Симос вспомнил подушечку на кресле и понял, что мать все знает. Да и не потому ли здесь собралась вся деревня? Маркос сказал им, что он водит дружбу с Виолетой.
– Очень хорошая. И еще у нее есть симпатичная собака.
– Маленькая бабушка говорит, что Виолета всегда страстно любила животных и всем сердцем болела за каждое создание. Это ее и погубило, такие ходят слухи…
– А что произошло, что заставило ее уехать из деревни? Ведь она тогда была, должно быть, ненамного старше меня…
– Что-то случилось, но что, я и сама не знаю. Бабушка, может, знает больше. С Виолетой поступили очень несправедливо, и теперь некоторые утверждают, что она вернулась отомстить. Но кому? Ее отец умер много лет назад, а о злополучных братьях и сестрах и вовсе давно ничего не слышно. Но все говорят, было в них что-то зловещее.
– А что ты еще про все это знаешь, мама? Расскажи.
– Да ничего, в сущности. Я никогда Виолету не встречала, с чего бы мне было беспокоиться о том, где она. Но помню однажды… я была совсем девочкой и пошла как-то в церковь с маленькой бабушкой. Ужасно устала стоять, решила уже прислониться к стене в одном месте, где бы никто меня не увидел, но бабушка не пустила. «К этой стене прислонился убийца, – сказала она, – и заплакала Богородица. Видишь, как ее икона здесь побледнела? Она теперь совсем другого цвета. Здесь была скамейка, на которую он присел, вот почему все так». Когда же я спросила, кого он убил, бабушка ответила, что жену – не топором, но своим нравом, а потом и дочь выгнал. «Великая вина на нем, и Богородица его не прощает, потому что не раскаялся». Потом я узнала, что убийцей называли отца Виолеты. Вот что я знаю, ничего больше. Бабушка всегда говорит, что не хочет осквернять свой рот его преступлениями.
– Странно, что никто в деревне не помнит, что случилось. Виолета не так уж и стара.
– Мальчик мой, люди забывают то, что портит им настроение. Годы стирают чужой позор.

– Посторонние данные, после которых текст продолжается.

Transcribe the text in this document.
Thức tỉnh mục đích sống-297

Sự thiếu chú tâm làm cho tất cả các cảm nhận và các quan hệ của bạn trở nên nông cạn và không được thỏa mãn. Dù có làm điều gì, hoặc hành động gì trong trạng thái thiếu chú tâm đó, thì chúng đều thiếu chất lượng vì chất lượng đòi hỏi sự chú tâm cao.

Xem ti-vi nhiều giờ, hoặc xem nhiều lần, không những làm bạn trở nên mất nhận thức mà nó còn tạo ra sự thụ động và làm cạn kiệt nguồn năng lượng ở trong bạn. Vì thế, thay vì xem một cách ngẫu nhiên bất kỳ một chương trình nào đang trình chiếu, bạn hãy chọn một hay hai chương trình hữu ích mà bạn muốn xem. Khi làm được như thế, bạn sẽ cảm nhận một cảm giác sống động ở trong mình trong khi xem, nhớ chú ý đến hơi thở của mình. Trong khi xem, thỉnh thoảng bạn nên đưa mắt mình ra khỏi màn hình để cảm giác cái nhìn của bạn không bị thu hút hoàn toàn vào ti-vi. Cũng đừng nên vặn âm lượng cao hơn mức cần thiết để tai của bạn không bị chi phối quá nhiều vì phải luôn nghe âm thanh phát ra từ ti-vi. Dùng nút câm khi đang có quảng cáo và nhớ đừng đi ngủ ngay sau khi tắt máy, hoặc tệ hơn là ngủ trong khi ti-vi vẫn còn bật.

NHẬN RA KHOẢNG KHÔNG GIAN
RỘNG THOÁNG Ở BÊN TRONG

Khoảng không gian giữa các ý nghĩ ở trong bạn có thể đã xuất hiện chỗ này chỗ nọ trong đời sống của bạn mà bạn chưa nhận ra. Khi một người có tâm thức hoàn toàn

Людям едва хватает сил, чтобы со своими кошмарами справляться.
Симос смотрел на мать. Та вернулась к стряпне: налила в кастрюлю немного воды, плеснула несколько ложек оливкового масла, а затем выложила сверху те виноградные листья, что остались без начинки. Наконец прикрыла все это сооружение большой миской, перевернутой вверх дном.
– Мама, а миска не лопнет от огня? – спросил Симос, клюнув ее поцелуем в щеку.
Но прежде чем Фото успела порадоваться внезапному проявлению любви у сына, он уже прикрыл за собой дверь.
«Жалко, – подумала Фото. – Будь у меня сейчас чистые руки, я бы успела его обнять».
Как же ей хотелось сжать Симоса в объятиях – как прежде, когда он был маленьким и они проводили так целые часы. Теперь же подросший сын начал стесняться поцелуев и избегать объятий. Ничего, был бы только он здоров.